The problem isn’t that Apple let one lousy definition slip through. And the problem isn’t even Apple’s reaction (they called the first person to discover the definition to let her know that they were dealing with it).
The problem is that it’s actually an accurate definition, and should stay. No, wait, hear us out.
The purpose of a dictionary is not to command or correct our language. It’s to observe and report the way that we use words. And that’s how some people (bad people, people with unexamined prejudice) use the word “gay.” It hurts, and the dictionary is doing its job by documenting that.
A dictionary isn’t like the president of the language, with the authority to make judgements and issue commandments about how we are or aren’t supposed to change how we talk. It’s an anthropologist, studying our language and maintaining a record of what we mean.
That’s why you’ll also find “nigger” and “fag” and “kike” in Apple’s dictionary. Look up “spade” and you’ll find “a black person,” which is a slur that’s fallen so far out of favor that most people don’t even know it’s a slur. On all of these definitions — as well as the objectionable definition for “gay” — the dictionary notes that the usage is offensive.
Apple places “a swindle” in the definition of “gyp,” and “nonunion or unlicensed” under “gypsy,” definitions with which Romani might take issue.
Their definition of “retarded” doesn’t include “very foolish or stupid,” but that’s the only definition in the NOAD. And Merriam Webster has an entry for “indian giver.” (Also, while you’re clicking around, check out this jaw-dropping album art.)
If you haven’t had enough, we also recommend that you whip out your iPhone and look up “colored,” “coolie,” “feringhee,” “frog,” “jock,” “lezzy,” “negress,” “paddy,” “paki,” “squaw,” “taffy,” and “wetback.”
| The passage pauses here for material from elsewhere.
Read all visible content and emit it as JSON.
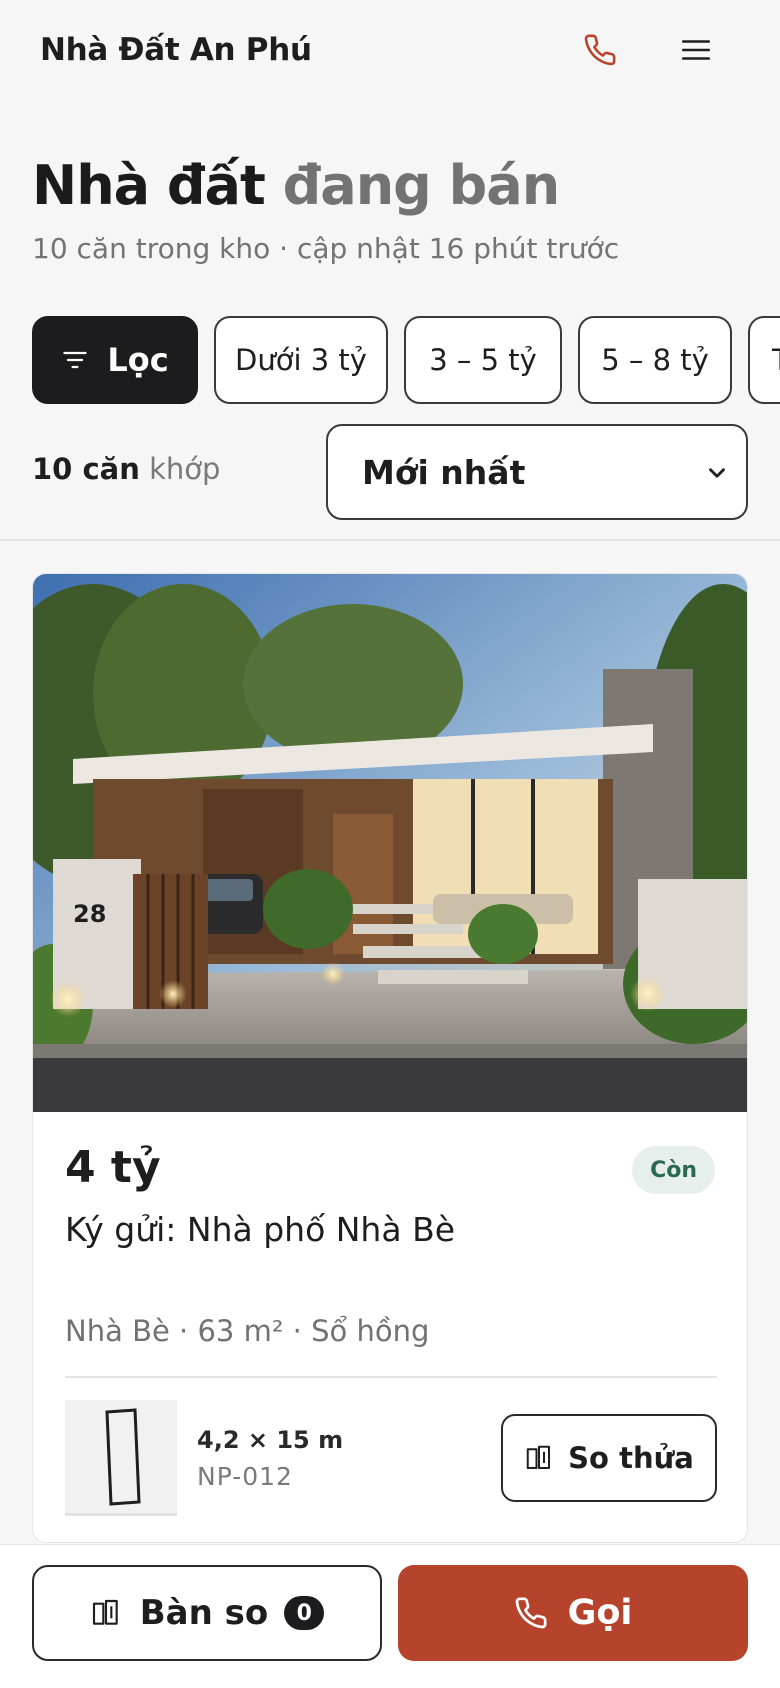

So why do we bring all this up? Just to point out that some words are offensive. And some people use offensive words to hurt other people, which is terrible. It’s those terrible people who are the problem, not the dictionary for noticing them.
Erasing evidence of the problem doesn’t solve anything. What do we gain by denying that anyone who says “gay” means to say “stupid”? Or that no one has ever been called “wetback”? When some sheltered young person looks up “paki,” they need to know “oh, that’s offensive, I probably shouldn’t say that,” or “oh, the person who just called me that is definitely a racist.”
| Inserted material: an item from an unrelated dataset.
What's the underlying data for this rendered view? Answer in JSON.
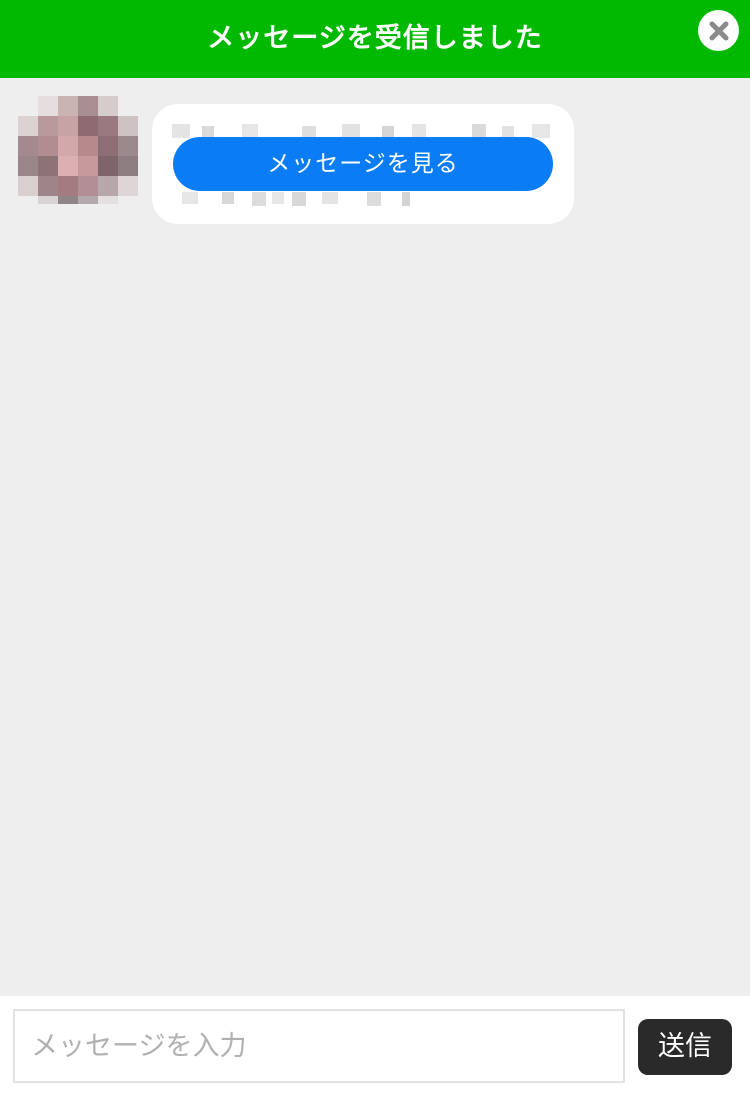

Those offensive definitions need to stay, at least while they’re still in common usage. (It might be time to add “anachronistic” to “spade.”) Yeah, it sucks to see “stupid” as a synonym for what you are. But to take away those offensive definitions is to deny that we were ever the victims of them.
Selectively deleting painful definitions is whitewashing history. Apple should stand up to it, and leave the definition as it is.